We have also considered Mr. Sogbesan’s argument as to the meaning to be attached to the words “touching and concerning” and his reference to the case of JAMES ESTATES CONSTRUCTION v. AFRICAN CONTINENTAL BANK (1973) 11 SC page 77.

Our attention was also drawn to the case of MARINO COMMUNITY HOTEL v. THE BOARD OF REFEREES (1944) 4 DLR 638 especially the judgment of MACFARLENE J. in the court of first instance and the judgment of the Supreme Court in the same matter in (1945) 3 D LR page 225. Mr. Sogbesan has also referred us to Decree No. 1 of 1966 as well as Decree No. 32 of 1975 and submitted that there are no legislative lists as in the Constitution of 1963:See Section 1 subsection (1), (2) and (3) of Decree No. 32 of 1975. Mr. Sogbesan has submitted that the Attorney General of the Federation could institute any action both in relation to Federal Offences and State offences in any court in Nigeria because Section 104 subsection (2) of the Constitution of 1963 has not been amended. We wish to refer to the consideration given to this matter in DABOH v. THE STATE SC. 402/75, DELIVERED IN THIS COURT ON THE 27TH OF MAY 1977 especially at page 28 as well as the case of the RV v. OWOH (1962) 1 ANLR 639.

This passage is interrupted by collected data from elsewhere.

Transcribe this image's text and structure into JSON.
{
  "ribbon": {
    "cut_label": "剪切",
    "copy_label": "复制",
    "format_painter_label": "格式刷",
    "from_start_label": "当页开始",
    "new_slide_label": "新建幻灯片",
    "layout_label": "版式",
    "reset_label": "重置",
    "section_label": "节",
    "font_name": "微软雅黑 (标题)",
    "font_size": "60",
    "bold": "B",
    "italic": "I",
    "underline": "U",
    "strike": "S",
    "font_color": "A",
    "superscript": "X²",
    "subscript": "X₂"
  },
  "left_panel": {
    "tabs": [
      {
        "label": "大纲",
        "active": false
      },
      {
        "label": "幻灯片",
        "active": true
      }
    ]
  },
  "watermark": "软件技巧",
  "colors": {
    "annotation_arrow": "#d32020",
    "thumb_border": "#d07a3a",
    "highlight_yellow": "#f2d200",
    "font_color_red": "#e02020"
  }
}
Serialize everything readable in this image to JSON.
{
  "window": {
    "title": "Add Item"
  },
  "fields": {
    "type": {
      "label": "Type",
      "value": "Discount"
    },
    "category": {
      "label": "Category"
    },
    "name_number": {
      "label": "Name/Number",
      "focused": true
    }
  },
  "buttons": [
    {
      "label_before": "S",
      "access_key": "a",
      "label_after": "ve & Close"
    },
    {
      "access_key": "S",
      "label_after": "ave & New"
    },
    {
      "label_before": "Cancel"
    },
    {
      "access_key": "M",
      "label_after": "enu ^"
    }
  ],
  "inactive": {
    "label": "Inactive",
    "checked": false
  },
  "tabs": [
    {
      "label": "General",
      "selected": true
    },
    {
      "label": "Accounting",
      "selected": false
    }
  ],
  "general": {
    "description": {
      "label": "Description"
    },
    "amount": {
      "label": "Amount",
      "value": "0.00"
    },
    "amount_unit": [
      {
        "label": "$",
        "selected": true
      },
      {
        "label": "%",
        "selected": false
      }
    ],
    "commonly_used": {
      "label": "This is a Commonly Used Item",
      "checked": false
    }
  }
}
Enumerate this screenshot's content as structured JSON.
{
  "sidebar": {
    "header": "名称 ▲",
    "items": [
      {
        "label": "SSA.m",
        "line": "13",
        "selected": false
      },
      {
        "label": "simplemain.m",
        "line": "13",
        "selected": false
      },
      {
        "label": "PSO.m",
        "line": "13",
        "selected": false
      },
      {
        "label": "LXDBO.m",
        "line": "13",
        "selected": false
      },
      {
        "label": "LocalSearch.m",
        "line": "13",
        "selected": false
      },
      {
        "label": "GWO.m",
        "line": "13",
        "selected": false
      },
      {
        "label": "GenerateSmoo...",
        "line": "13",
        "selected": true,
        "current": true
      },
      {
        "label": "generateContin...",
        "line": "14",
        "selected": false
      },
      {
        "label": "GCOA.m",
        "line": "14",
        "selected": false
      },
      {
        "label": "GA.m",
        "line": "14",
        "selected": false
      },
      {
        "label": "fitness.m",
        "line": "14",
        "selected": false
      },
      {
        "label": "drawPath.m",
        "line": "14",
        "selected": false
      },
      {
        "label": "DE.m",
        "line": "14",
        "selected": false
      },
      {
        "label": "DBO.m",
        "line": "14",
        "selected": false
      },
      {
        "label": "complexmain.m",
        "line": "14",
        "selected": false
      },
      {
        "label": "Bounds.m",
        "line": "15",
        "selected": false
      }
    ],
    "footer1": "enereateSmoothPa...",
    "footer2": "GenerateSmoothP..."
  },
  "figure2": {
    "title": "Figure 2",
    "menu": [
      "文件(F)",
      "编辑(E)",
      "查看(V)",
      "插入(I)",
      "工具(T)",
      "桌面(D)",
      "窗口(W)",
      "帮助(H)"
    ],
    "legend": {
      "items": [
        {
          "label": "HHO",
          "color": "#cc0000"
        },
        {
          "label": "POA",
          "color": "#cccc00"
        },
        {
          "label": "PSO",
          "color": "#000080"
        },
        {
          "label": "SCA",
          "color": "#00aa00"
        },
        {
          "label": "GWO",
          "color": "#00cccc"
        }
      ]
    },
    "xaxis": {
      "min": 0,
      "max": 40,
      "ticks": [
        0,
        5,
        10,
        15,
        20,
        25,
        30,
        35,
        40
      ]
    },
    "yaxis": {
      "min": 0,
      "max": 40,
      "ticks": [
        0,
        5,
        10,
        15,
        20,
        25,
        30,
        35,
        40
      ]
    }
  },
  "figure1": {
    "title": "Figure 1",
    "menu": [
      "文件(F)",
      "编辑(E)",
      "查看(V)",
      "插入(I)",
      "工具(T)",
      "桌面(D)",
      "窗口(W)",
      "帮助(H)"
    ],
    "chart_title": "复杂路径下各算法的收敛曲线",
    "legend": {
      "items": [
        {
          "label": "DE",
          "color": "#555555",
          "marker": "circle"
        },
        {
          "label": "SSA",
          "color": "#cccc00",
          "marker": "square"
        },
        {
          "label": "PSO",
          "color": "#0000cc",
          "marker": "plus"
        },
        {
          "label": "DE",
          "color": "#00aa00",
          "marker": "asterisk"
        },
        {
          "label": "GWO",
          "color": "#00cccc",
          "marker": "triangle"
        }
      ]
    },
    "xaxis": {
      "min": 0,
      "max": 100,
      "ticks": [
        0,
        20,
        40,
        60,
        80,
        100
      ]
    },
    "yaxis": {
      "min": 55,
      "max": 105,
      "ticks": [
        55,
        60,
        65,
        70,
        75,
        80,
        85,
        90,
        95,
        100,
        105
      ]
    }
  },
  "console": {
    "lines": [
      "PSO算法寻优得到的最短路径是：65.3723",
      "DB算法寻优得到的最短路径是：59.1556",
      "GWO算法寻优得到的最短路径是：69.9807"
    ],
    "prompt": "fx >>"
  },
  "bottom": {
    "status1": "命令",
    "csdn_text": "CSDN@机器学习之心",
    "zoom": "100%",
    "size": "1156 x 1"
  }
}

We are in no doubt that if Section 104 of the Constitution 1963 is read along with Section 341 of the Criminal Procedure Law of Lagos State, it will be seen that it is only the Attorney General of Lagos State who is competent to institute criminal proceeding under the Criminal Code of the State.

We do not think that there is much strength in the argument and submissions of learned Counsel for the appellants that since the trial judge said that he had no jurisdiction to try some of the counts in the information, he had no jurisdiction to try the other counts in respect of which he ruled that he had jurisdiction, as they relate to the same document on which he based his lack of jurisdiction. We do not wish, as the learned trial judge had done in this case, to examine and speculate on what offences in certain Federal Laws are similar or analogous to those charged in the information. We are only concerned with the information as filed before the learned trial judge, containing offences under the Criminal Code committed within the Lagos State and upon which, in our view, the High Court of Lagos State has full jurisdiction to adjudicate.

For the above reasons, we allowed the appeal of the State against the ruling of BADA J. and dismissed the appeals by the respondents/appellants in the cross appeal. We indicated in our judgment delivered on Wednesday 7th December, 1977 that the case should be remitted to the Lagos State High Court and dealt with expeditiously, and we ordered accordingly.